А он вдруг перебивал:
— У вас там культурные люди живут. А у нас в деревне, как я только приеду, назовут меня на всю жизнь Васькой-кривым, потому как глаза нет, да и хром я буду на правую ногу, — и надолго замолкал, о чем-то думая.
Я прекращал свой рассказ, а он лежал, глядел мимо меня своим единственным глазом и вдруг взрывался, переходя на оглушительный крик:
— Если кто-нибудь назовет меня кривым, я этим костылем ему оба глаза выбью, — и, продолжая кричать, впадал в истерику, бил костылем по стойкам кровати, будя всех в палате. Прибегала дежурная медсестра, делала ему укол и он, постепенно умолкая, засыпал. Так продолжалось почти каждую ночь.
В первый же день сестра-хозяйка нашей палаты принесла большой конверт и велела документы и все ценное сложить в него и отдать ей на хранение. Я вложил туда красноармейскую книжку, карту и полученные письма, а также письма, написанные впрок.

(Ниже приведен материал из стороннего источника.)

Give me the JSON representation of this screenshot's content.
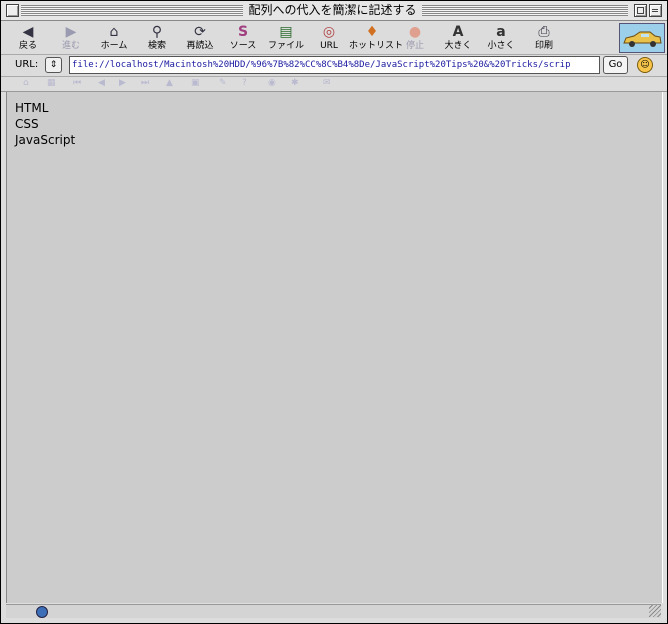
{
  "window": {
    "title": "配列への代入を簡潔に記述する"
  },
  "toolbar": {
    "items": [
      {
        "label": "戻る",
        "icon": "back-icon",
        "glyph": "◀",
        "enabled": true
      },
      {
        "label": "進む",
        "icon": "forward-icon",
        "glyph": "▶",
        "enabled": false
      },
      {
        "label": "ホーム",
        "icon": "home-icon",
        "glyph": "⌂",
        "enabled": true
      },
      {
        "label": "検索",
        "icon": "search-icon",
        "glyph": "⚲",
        "enabled": true
      },
      {
        "label": "再読込",
        "icon": "reload-icon",
        "glyph": "⟳",
        "enabled": true
      },
      {
        "label": "ソース",
        "icon": "source-icon",
        "glyph": "S",
        "enabled": true
      },
      {
        "label": "ファイル",
        "icon": "file-icon",
        "glyph": "▤",
        "enabled": true
      },
      {
        "label": "URL",
        "icon": "url-icon",
        "glyph": "◎",
        "enabled": true
      },
      {
        "label": "ホットリスト",
        "icon": "hotlist-icon",
        "glyph": "♦",
        "enabled": true
      },
      {
        "label": "停止",
        "icon": "stop-icon",
        "glyph": "●",
        "enabled": false
      },
      {
        "label": "大きく",
        "icon": "larger-text-icon",
        "glyph": "A",
        "enabled": true
      },
      {
        "label": "小さく",
        "icon": "smaller-text-icon",
        "glyph": "a",
        "enabled": true
      },
      {
        "label": "印刷",
        "icon": "print-icon",
        "glyph": "⎙",
        "enabled": true
      }
    ]
  },
  "urlbar": {
    "label": "URL:",
    "popup_glyph": "⇕",
    "value": "file://localhost/Macintosh%20HDD/%96%7B%82%CC%8C%B4%8De/JavaScript%20Tips%20&%20Tricks/scrip",
    "go_label": "Go",
    "face_glyph": "☺"
  },
  "favorites": {
    "items": [
      {
        "icon": "fav-home-icon",
        "glyph": "⌂"
      },
      {
        "icon": "fav-grid-icon",
        "glyph": "▦"
      },
      {
        "icon": "fav-first-icon",
        "glyph": "⏮"
      },
      {
        "icon": "fav-prev-icon",
        "glyph": "◀"
      },
      {
        "icon": "fav-next-icon",
        "glyph": "▶"
      },
      {
        "icon": "fav-last-icon",
        "glyph": "⏭"
      },
      {
        "icon": "fav-up-icon",
        "glyph": "▲"
      },
      {
        "icon": "fav-index-icon",
        "glyph": "▣"
      },
      {
        "icon": "fav-edit-icon",
        "glyph": "✎"
      },
      {
        "icon": "fav-help-icon",
        "glyph": "?"
      },
      {
        "icon": "fav-globe-icon",
        "glyph": "◉"
      },
      {
        "icon": "fav-gear-icon",
        "glyph": "✱"
      },
      {
        "icon": "fav-mail-icon",
        "glyph": "✉"
      }
    ]
  },
  "content": {
    "lines": [
      "HTML",
      "CSS",
      "JavaScript"
    ]
  },
  "colors": {
    "content_bg": "#cccccc",
    "url_text": "#1a1aa0",
    "car_logo_bg": "#9ccfe9"
  }
}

Медальон и кольцо, доставшиеся от Половинкина, обернул платком, повесил на шею и плотно завязал тесемки рубашки.
Тогда же состоялось первое посещение врача. Меня привела к ней та же сестра-хозяйка, оказавшаяся и ее помощницей — Нина Пономарева, молоденькая, хрупкая и ласковая ленинградка. Когда я смог ее рассмотреть, то понял, что если она и не моя ровесница, то может старше не более чем на год. С первых минут нашего знакомства у нас установились доверительные отношения, закончившиеся совершенно неожиданным поворотом в моей военной судьбе.